Davila had informed the staff that he wished to have his wife cremated after the viewing, scheduled for Sept. 20. But on the day before the scheduled viewing, Davila was notified in a telephone call "that his deceased wife's body was wrongfully cremated," Fort Lauderdale-based attorneys Robert H. Stein and Jeffrey M. Braxton, of the Injury Law Firm of South Florida, wrote in the lawsuit.

"Plaintiffs were never able to properly say goodbye to their loved one," they wrote.

Braxton told that the funeral home realized its mistake and stopped the cremation midway through the process. He said the Davila family was eventually able to get Gonzalez's ashes, but the family remains skeptical that the remains are, in fact, hers.

"We don't know if those are really mom's ashes," daughter Lorna Garcia said in a telephone interview from her home in Georgia. "It's hard for us to believe that what was given to us was mom's ashes after what happened to us."

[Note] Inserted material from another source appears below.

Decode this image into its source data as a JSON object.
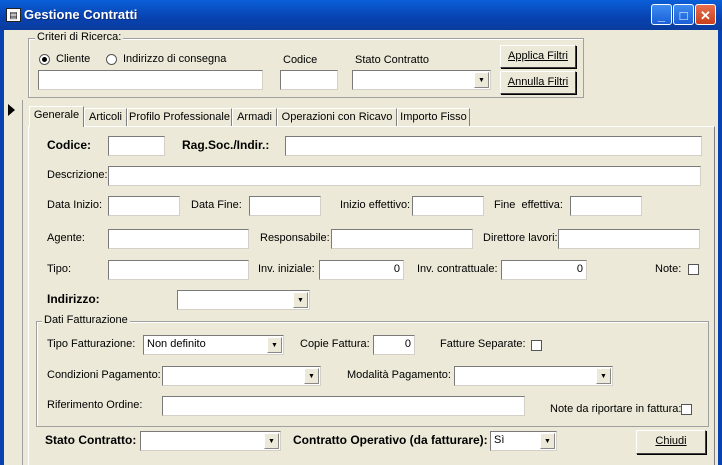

The lawsuit alleges that the funeral home "recklessly and negligently" breached its duty by failing to properly preserve and prepare Gonzalez's body, wrongfully cremating the wrong body, failing to follow the wishes of the plaintiffs and failing to follow its own policy and procedures in the handling of a dead body.

"It's very difficult to make a mistake like this," Braxton said. "It's unreal what they did."

Garcia said the family intends to spread the ashes in her mother's native Puerto Rico.

Davila's family seeks a jury trial and damages in excess of $15,000.

"We want to make sure that the funeral home doesn't do that to another family," Garcia said.